Like most of Paul’s letters, Philippians was written on the occasion of a difficulty in the community to which he was writing, and the Philippian problem was one which he had written about extensively before to other churches–namely the controversy surrounding circumcision and whether or not one had to become a Jew before becoming a Christian. But it is significant, I think, that he doesn’t bring this up until the third chapter, halfway through the letter, and then pretty quickly returns to the tone of the first two chapters of the epistle. One gets the sense that though the occasion for writing is this old controversy, Paul’s real point is to be found elsewhere.

And the point, I think, is this: He misses them. These are people he loves and longs to see, he knows he will be killed before seeing them again, and he wants them to know how important they are to him. Note the heart-wrenching language in this morning’s lesson: “I thank my God upon every remembrance of you … I have you in my heart … How greatly I long after you all in the bowels of Jesus Christ.” He will go on to remind them to be joyful, to be humble as our Lord who came to us as a servant, to avoid those who put their trust in the flesh and the works of the law (here, the putative occasion for the letter).

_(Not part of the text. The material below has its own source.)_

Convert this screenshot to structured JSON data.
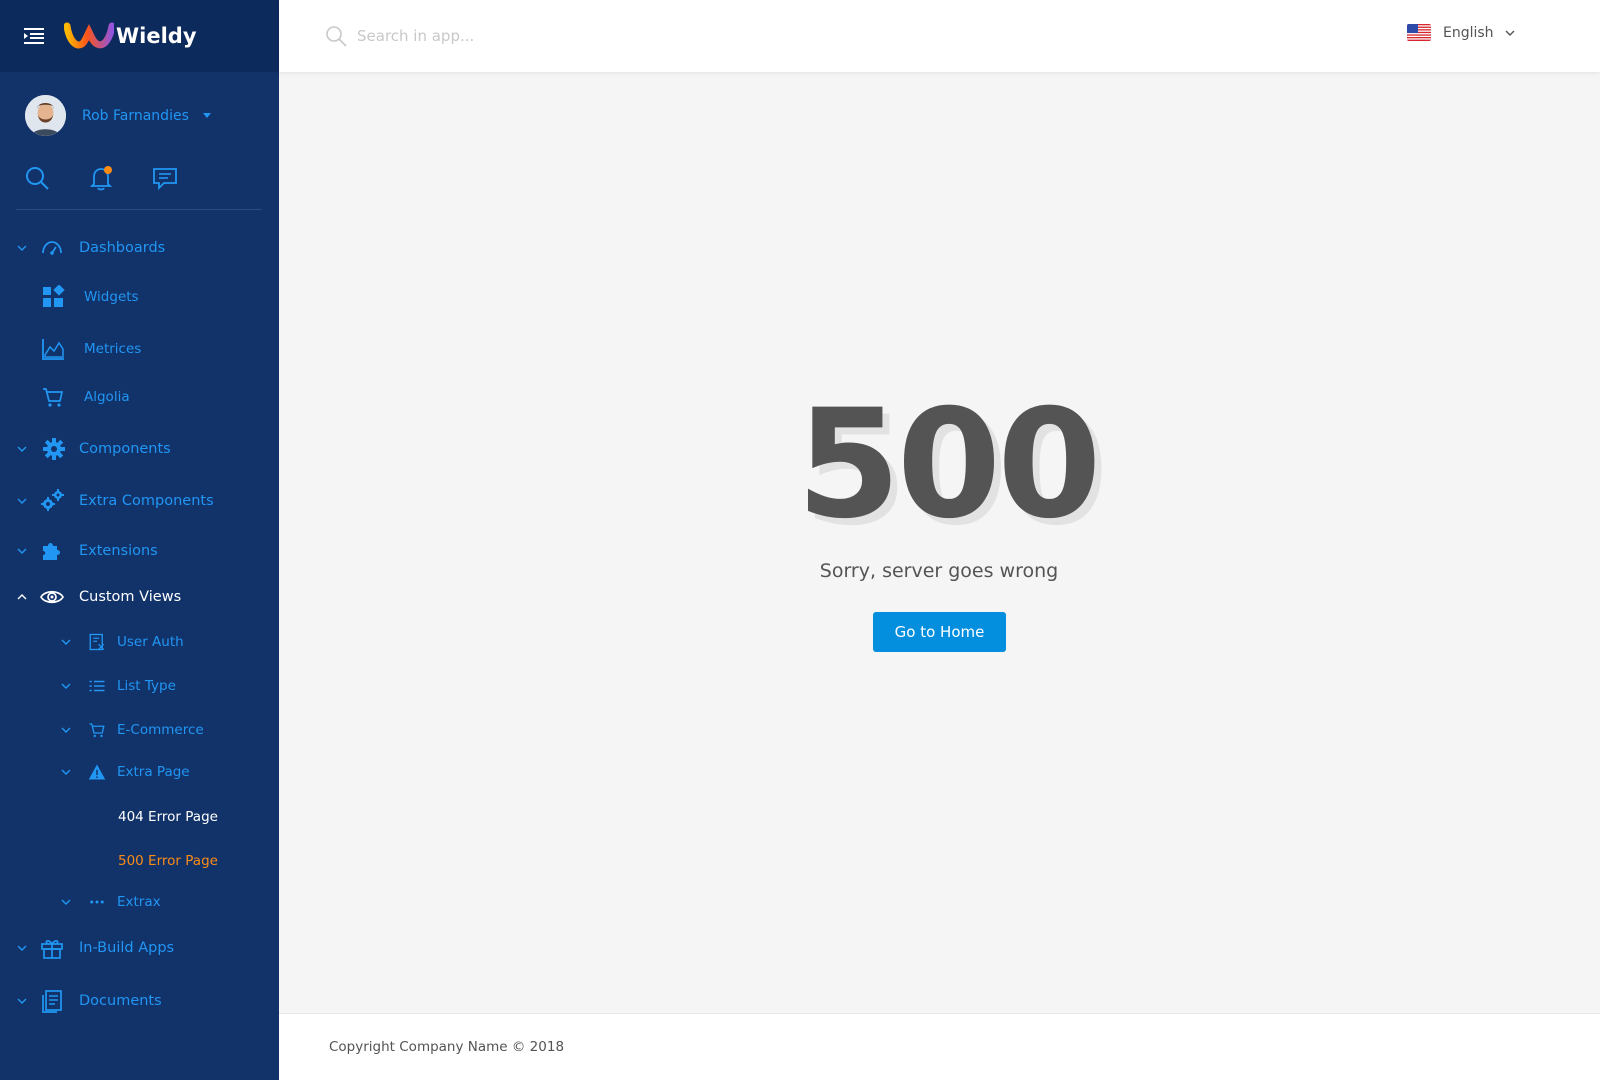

But at the end of the epistle he returns again to how much he loves and misses the Philippians and how grateful he is for them.

So, I wonder, if our experience over the last two years might encourage the same fruit to be borne in us, the fruit of love and longing and gratitude for those whom we could not see and touch and share the physical manifestations of companionship – a shared meal, sitting round the Christmas tree, a hug. A sure and certain hope that those who did not make it will be held in the Father’s Almighty hands until we see and touch them once again on that other shore and in that greater light. This latter hope must have animated St. Paul who, as his own death drew near, encouraged the Philippians to rejoice.

I know we’re not entirely out of the woods. I sometimes suspect that in the era of vaccination, those of us who have seen our way to availing ourselves of that great gift (if I may be slightly controversial, for those who have not fallen prey to the satanic lie of antivaxxer propaganda), are being encouraged by omicron variant click-bait to live once again as those without hope. Even so, there are no guarantees, and I realize that those with suppressed immune systems and other conditions must remain vigilant. For many of us, this year’s Christmas will carry with it a difficult calculus of risk and reward, perhaps more difficult than last year when many of us had to come to terms with gathering being a more uncomplicatedly bad idea, as sad as that reality was.

Whatever one’s celebrations look like this year, though, I hope we’ll all take St. Paul’s words to the Philippians as our example and encouragement. To love and long for our brothers and sisters we cannot see is a good and godly thing. To feel and express gratitude when we do see each other again is the Christian response to the great gift of fellowship our Lord has established in making us all members of the same body. Let us never again take that for granted, and let us be ever swift to rejoice.

+In the name of the Father and of the Son and of the Holy Ghost. Amen.